Per alcuni aspetti l'auto riprendeva la Tatra T97, realizzata in Cecoslovacchia a 1937, e alcuni schizzi dell'ingegnere ungherese Bela Barenyi pubblicati nel 1934. La produzione di massa di quella che fu originariamente chiamata KdF-Wagen, a partire dall'acronimo dell'organizzazione del lavoro nazista (Kraft durch Freude) sotto i cui auspici doveva essere venduta, non partì mai a causa dello scoppio della Seconda guerra mondiale. Il nuovo enorme stabilimento, in quella che allora era la campagna a est di Hannover fu adibito alla produzione di veicoli militari. In questo impianto, sotto coercizione, lavorarono in condizioni miserabili operai provenienti da tutta Europa.
Rilanciata come azienda costruttrice di automobili civili sotto la supervisione delle autorità britanniche allora ancora occupanti, la fabbrica Volkswagen fu trasferita nel 1949 al governo federale della Germania ovest e allo Stato della Bassa Sassonia, che detiene ancora una parte dell'azienda. Nel 1955 dalla catena di montaggio dello stabilimento della città di Wolfsburg uscì il milionesimo Maggiolino - ufficialmente chiamato Tipo 1.
Gli Stati Uniti nel dopoguerra divennero il più importante mercato estero della Volkswagen, con un picco di 563.522 auto vendute nel 1968, ovvero il 40% della produzione. Un importante ruolo in questo successo lo ebbero le campagne pubblicitarie non convenzionali e ironiche dell'agenzia Doyle Dane Bernbach che invitava gli acquirenti a "Pensare in piccolo".
"A differenza della Germania occidentale, dove il prezzo basso, la qualità e la durata diventarono sinonimo della nuova, ritrovata, normalità del dopoguerra, negli Stati Uniti le caratteristiche del Maggiolino gli conferirono subito un'aria profondamente eccentrica in una cultura automobilistica dominata invece dalle grandi dimensioni e dall'appariscenza," scrive Bernhard Rieger nel 2013 nella sua storia "L'auto del popolo."
La produzione del Maggiolino nello stabilimento di Wolfsburg terminò nel 1978 superato da modelli a trazione anteriore più innovativi come la Golf.
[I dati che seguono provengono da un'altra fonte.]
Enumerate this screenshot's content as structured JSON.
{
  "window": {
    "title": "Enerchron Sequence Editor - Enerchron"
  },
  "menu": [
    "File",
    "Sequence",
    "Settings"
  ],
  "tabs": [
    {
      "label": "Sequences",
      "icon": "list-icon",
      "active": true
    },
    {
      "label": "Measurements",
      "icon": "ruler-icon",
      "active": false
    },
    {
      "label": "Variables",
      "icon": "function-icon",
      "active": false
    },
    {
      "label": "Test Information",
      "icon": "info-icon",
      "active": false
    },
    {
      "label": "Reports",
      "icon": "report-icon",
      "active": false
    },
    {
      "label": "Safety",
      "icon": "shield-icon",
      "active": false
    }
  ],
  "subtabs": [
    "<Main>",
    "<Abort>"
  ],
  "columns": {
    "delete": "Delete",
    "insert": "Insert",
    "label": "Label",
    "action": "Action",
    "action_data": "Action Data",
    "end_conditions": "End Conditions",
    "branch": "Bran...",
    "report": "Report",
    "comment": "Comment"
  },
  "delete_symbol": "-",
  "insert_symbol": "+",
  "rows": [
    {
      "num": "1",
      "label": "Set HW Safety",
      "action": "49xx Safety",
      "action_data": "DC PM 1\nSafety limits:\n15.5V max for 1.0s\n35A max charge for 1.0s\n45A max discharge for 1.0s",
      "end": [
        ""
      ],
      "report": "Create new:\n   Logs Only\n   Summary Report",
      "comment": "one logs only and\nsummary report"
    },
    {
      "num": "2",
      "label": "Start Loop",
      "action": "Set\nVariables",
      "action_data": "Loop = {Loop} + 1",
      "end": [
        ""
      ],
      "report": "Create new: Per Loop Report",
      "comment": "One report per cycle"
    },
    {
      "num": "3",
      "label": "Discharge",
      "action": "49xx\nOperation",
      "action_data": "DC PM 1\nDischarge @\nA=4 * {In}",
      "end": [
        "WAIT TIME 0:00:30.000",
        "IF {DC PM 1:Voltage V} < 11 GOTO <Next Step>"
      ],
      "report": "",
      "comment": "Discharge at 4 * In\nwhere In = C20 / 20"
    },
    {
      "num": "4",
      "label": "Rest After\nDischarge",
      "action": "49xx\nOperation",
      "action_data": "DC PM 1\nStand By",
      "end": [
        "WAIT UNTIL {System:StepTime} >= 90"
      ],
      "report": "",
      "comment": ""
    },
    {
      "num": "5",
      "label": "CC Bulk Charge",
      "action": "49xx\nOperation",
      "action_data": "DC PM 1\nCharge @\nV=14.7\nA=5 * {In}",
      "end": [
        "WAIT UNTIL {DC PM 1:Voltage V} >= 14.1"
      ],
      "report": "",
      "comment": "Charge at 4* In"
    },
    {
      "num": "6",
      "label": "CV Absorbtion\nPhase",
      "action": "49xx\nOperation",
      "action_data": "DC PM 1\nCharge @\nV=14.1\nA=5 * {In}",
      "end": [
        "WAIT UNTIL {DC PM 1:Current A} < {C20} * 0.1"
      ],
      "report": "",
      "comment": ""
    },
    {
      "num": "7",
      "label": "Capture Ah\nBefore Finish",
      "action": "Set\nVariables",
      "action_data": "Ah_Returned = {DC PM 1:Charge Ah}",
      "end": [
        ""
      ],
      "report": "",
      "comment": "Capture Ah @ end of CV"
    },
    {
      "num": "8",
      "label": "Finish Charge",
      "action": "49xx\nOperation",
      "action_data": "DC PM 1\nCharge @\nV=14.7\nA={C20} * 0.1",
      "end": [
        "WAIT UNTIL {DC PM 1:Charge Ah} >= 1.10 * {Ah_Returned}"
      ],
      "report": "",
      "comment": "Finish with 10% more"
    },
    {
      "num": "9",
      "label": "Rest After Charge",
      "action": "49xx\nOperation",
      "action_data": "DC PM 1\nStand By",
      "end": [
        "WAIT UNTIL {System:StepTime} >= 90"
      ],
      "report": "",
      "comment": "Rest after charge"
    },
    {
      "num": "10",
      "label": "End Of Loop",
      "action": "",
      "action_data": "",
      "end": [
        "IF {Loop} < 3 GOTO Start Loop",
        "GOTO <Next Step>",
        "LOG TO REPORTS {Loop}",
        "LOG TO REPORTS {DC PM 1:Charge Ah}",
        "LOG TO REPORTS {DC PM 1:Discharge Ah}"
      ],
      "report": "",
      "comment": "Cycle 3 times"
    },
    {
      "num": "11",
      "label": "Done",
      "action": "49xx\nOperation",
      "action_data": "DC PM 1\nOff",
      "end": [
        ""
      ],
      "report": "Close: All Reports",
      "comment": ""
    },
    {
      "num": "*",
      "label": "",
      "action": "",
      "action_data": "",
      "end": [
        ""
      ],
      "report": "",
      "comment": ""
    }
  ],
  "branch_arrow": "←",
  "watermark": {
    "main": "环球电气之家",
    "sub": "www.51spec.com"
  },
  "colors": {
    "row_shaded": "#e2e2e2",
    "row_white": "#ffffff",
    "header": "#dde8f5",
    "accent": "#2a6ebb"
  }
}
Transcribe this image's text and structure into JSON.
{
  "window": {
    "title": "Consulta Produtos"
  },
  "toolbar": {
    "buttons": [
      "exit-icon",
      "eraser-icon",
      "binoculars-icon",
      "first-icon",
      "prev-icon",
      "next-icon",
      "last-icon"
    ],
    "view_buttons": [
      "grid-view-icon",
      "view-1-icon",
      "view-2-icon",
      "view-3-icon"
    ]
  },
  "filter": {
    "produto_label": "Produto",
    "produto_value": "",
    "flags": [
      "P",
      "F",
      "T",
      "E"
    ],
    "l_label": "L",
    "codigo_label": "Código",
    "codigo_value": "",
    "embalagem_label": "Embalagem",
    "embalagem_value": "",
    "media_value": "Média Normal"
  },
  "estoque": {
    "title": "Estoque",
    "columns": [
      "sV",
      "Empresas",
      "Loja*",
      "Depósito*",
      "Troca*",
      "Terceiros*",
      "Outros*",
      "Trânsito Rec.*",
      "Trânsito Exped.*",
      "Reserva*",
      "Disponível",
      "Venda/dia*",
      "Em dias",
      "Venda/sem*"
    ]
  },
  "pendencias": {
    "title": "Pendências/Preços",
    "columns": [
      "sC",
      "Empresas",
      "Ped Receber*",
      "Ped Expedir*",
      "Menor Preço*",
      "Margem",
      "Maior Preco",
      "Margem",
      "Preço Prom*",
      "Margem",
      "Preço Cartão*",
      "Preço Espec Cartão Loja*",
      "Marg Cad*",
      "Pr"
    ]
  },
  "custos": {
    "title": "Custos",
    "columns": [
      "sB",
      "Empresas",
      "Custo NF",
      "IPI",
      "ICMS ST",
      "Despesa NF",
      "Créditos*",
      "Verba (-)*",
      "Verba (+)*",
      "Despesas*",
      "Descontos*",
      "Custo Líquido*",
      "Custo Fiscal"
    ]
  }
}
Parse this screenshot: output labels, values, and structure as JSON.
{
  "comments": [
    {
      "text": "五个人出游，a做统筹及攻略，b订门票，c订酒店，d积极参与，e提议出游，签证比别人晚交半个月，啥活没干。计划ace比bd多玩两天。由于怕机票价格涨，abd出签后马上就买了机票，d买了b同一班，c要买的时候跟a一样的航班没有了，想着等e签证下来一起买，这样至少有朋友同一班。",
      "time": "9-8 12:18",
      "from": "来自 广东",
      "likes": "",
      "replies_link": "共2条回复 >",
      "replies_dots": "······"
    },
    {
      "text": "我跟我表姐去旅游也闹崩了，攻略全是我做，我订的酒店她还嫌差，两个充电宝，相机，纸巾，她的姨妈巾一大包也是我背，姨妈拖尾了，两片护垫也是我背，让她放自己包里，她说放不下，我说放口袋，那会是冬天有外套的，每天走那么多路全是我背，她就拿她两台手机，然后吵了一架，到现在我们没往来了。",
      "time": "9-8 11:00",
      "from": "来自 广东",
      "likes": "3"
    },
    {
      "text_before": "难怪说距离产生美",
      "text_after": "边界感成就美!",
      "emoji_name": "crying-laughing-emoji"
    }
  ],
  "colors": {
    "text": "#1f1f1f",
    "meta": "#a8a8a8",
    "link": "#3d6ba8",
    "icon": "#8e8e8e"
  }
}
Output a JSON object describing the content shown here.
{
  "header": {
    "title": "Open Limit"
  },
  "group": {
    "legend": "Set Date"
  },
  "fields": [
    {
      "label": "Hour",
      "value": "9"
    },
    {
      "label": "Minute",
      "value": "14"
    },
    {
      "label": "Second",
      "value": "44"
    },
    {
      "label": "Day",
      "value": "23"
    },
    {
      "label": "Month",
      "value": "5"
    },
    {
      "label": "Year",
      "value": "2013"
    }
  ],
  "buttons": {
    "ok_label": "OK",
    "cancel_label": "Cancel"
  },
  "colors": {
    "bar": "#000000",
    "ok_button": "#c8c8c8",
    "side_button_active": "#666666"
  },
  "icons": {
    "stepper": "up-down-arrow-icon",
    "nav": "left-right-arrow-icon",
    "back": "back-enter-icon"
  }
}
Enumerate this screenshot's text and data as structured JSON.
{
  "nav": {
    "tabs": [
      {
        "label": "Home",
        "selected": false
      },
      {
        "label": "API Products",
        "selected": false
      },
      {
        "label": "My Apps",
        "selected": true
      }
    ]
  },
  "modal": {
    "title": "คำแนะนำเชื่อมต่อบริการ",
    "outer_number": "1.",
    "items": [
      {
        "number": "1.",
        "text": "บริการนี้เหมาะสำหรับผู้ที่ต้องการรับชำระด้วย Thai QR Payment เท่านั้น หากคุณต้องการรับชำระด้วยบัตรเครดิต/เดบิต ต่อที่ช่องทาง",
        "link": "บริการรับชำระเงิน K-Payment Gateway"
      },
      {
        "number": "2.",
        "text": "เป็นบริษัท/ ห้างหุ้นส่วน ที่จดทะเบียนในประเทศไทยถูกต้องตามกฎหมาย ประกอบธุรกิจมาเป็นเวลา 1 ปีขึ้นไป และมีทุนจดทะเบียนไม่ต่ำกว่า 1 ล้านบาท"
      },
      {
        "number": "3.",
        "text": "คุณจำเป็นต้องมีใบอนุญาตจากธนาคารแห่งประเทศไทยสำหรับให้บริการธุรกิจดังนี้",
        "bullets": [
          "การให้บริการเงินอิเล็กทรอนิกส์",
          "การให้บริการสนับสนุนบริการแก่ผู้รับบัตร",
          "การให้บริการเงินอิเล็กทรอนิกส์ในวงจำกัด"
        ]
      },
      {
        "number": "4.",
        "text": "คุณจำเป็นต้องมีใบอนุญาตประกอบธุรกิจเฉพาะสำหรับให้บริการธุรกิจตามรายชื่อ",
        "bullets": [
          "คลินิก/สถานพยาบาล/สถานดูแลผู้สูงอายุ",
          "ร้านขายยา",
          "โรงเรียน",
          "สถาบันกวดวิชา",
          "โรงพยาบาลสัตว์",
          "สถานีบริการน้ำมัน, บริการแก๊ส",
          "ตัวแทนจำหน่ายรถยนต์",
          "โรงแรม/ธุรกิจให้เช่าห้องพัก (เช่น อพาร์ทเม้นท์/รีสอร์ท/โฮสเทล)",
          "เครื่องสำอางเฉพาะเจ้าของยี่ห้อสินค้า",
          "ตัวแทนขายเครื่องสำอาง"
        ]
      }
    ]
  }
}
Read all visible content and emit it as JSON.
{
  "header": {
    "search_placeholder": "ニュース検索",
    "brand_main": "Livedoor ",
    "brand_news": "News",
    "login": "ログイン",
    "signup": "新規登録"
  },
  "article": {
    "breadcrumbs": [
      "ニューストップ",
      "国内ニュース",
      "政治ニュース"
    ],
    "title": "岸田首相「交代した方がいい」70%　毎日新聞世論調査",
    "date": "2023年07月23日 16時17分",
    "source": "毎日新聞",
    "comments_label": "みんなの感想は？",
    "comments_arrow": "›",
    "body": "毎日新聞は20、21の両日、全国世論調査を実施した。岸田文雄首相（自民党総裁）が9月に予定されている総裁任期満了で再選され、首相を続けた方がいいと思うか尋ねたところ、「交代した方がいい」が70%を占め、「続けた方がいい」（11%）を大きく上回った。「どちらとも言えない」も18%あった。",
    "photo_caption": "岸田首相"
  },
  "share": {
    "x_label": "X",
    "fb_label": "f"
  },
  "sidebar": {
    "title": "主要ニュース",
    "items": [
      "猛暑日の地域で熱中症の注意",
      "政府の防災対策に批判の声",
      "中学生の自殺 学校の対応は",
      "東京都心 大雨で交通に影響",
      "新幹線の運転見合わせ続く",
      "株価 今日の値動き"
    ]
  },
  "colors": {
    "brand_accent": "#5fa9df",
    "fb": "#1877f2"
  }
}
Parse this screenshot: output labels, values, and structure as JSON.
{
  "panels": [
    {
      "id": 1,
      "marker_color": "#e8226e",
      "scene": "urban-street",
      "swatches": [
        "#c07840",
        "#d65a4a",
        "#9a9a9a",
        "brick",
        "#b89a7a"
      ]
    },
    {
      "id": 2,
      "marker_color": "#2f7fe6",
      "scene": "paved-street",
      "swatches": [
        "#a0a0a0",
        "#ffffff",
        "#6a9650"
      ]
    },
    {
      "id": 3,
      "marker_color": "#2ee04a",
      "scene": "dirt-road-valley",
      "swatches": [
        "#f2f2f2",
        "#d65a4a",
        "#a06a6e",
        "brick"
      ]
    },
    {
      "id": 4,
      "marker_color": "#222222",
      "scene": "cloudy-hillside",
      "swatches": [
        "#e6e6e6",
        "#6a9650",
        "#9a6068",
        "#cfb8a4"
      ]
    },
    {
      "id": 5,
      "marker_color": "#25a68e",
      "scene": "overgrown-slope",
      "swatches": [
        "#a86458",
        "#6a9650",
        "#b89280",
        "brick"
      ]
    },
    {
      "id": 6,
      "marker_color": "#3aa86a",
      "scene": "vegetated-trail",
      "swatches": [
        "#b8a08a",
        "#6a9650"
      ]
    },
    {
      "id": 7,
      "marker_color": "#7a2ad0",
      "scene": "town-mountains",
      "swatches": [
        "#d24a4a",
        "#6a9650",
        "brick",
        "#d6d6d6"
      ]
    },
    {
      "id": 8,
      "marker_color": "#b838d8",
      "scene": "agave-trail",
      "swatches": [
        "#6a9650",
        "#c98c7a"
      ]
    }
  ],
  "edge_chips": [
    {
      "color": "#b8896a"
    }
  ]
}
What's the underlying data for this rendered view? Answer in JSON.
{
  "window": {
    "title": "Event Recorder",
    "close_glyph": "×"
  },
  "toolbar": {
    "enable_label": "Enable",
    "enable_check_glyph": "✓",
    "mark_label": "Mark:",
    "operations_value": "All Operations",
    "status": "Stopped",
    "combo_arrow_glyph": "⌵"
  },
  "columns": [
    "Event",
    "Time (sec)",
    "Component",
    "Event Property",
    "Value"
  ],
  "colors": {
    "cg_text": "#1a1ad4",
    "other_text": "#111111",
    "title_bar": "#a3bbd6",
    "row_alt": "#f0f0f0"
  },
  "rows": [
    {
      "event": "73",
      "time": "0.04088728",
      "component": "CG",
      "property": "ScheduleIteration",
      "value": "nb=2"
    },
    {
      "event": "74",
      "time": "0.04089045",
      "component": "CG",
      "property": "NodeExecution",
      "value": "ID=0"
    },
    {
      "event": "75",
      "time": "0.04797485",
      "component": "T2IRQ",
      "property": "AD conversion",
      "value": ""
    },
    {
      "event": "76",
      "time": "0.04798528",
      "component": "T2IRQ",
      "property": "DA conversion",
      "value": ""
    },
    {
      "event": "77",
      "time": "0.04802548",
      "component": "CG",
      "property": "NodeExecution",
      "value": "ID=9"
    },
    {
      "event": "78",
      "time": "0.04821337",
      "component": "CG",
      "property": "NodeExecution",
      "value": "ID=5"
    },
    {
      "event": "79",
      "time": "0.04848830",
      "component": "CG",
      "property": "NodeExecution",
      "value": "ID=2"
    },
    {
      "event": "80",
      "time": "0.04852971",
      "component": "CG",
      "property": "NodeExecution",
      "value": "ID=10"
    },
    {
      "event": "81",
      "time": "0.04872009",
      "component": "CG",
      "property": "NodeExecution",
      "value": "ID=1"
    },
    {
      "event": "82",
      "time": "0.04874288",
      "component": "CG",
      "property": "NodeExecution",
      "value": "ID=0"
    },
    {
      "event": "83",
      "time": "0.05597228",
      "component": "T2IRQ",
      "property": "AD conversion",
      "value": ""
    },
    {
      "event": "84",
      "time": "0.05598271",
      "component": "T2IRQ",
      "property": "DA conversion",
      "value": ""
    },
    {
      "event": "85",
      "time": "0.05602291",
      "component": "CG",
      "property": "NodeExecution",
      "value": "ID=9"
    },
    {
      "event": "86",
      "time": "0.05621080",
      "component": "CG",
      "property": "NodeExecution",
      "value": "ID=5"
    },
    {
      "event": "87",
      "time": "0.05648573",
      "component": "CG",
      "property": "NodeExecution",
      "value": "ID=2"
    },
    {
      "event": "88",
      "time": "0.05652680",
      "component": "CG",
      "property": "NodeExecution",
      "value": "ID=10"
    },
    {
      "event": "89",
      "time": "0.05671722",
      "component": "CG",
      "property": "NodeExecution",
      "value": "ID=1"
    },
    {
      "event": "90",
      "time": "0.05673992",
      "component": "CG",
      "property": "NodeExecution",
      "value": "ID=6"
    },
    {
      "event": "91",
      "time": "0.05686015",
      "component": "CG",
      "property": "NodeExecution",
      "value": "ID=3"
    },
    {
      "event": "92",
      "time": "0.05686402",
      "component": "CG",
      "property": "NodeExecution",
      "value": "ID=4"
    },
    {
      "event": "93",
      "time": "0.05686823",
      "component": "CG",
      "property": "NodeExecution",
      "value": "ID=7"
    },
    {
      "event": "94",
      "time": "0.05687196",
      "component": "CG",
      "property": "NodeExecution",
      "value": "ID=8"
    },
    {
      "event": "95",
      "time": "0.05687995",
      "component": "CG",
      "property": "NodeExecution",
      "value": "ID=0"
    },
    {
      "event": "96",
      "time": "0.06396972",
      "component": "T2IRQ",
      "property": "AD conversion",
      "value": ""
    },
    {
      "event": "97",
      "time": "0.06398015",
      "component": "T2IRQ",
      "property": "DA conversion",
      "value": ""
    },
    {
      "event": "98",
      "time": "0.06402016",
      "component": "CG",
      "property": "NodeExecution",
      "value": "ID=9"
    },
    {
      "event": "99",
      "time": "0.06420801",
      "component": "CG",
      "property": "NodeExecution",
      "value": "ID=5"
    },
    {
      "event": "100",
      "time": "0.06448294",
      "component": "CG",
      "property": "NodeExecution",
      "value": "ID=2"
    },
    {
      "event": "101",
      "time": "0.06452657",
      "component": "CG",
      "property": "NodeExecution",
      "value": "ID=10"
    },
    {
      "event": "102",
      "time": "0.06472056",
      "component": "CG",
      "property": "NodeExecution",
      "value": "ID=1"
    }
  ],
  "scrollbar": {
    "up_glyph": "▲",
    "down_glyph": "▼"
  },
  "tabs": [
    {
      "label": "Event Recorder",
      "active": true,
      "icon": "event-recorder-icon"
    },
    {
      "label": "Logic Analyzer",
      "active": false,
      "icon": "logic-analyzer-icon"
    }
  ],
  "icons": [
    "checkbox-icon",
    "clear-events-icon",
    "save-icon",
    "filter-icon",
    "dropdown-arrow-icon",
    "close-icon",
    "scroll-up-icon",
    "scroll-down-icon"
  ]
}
Ma il Maggiolino non era ancora morto. La produzione intanto era stata delocalizzata in Messico dove è proseguita dal 1967 al 2003, cioè per un periodo più lungo di quanto non fosse durata la produzione in Germania. Soprannominato il "vochito", il Maggiolino era diventato un robusto "carro del pueblo."
Il Nuovo Maggiolino - una versione retrò completamente nuova costruita sul pianale della Golf - ritornò in auge nel 1998. All'epoca CEO della casa tedesca era Ferdinand Piech, nipote di Ferdinand Porsche. Nel 2012, il Nuovo Maggiolino passò attraverso un 'restyling' nel tentativo di renderlo un po' più elegante. L'ultima delle 5.961 vetture della Final Edition finirà in un museo dopo la cerimonia che a Puebla il 10 luglio segnerà la fine della produzione.